Apoptosis is regarded as a suicidal cell response since the dying cell appears to be an active participant. Previous studies have shown that apoptosis of various murine cell types, induced by a variety of stimuli, required RNA and/or protein synthesis. However, when human promyelocytic leukemia HL-60 cells were induced to undergo apoptosis by treatment with the calcium ionophore A23187 or microtubule-disrupting agents, in the presence of inhibitors of macromolecular synthesis, apoptosis of these cells was neither abrogated nor delayed. Furthermore, the presence of either cycloheximide, an inhibitor of protein synthesis, or actinomycin D, an RNA synthesis inhibitor, alone was found to induce large scale apoptosis of these cells. Apoptosis in these cells was characterized by cell and chromatin condensation followed by nuclear and DNA fragmentation. In common with many other studies, this DNA fragmentation was found to have an approximately 200-bp multiple pattern, which is consistent with the activation of an endogenous endonuclease which cleaves at internucleosomal sites. Calcium-dependent endonuclease activity of this type was also detected in the isolated nuclei of untreated HL-60 cells. The morphologic and biochemical changes characteristic of apoptosis were found to precede cell death, as measured by trypan blue uptake and were completely distinct from death caused by toxic stimuli such as azide, ethanol, or heat treatment. Similar experiments with six other human cell lines confirmed that this phenomenon was not peculiar to the HL-60 cell line. These results suggest that certain dividing cell populations do not require RNA or protein synthesis to undergo apoptosis and further, that continuous transcription and translation of some regulatory protein(s) may be required to maintain control over the apoptotic "machinery" of such cells.

Elevations in cytosolic free Ca2+ are not required to trigger apoptosis in human leukaemia cells.

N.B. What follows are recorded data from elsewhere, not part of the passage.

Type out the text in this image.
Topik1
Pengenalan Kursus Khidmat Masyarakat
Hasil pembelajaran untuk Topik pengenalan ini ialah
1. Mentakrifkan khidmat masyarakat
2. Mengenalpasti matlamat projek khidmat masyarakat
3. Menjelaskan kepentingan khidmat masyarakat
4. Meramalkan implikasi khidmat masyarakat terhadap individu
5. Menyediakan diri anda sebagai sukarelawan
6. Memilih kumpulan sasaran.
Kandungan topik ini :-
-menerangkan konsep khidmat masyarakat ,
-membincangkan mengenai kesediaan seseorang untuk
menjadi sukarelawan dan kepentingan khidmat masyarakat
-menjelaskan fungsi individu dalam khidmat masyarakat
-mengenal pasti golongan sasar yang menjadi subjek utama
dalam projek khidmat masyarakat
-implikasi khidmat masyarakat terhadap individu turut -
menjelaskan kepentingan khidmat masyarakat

Previous studies have indicated that Ca2+ is a trigger for apoptosis (programmed cell death) in thymocytes and related cell lines. Recently we have shown that levels of apoptosis in leukaemic cells are diminished in Ca(2+)-deficient conditions, indicating that Ca2+ may be important in the mechanism of apoptosis in these cells. In the present study we investigated the possibility that Ca2+ serves as a trigger for apoptosis in the human leukaemic cell line, HL-60. Using fura-2 to measure cytosolic free Ca2+ concentrations, [Ca2+]i, in cell suspensions, and by using ratio imaging of fura-2 in single cells, we did not observe an early significant increase in [Ca2+]i in HL-60 cells undergoing apoptosis. The latter stages of apoptosis were, however, accompanied by increasing [Ca2+]i; these increases were apparently a result of, rather than a cause of, apoptosis. Furthermore, apoptosis could be induced in HL-60 cells under conditions of vastly reduced [Ca2+]i achieved by loading these cells with fura-2 in the presence of EGTA. These results indicate that elevation of [Ca2+]i is not a prerequisite for apoptosis in HL-60 cells and that apoptosis can occur in these cells in the presence of low [Ca2+]i.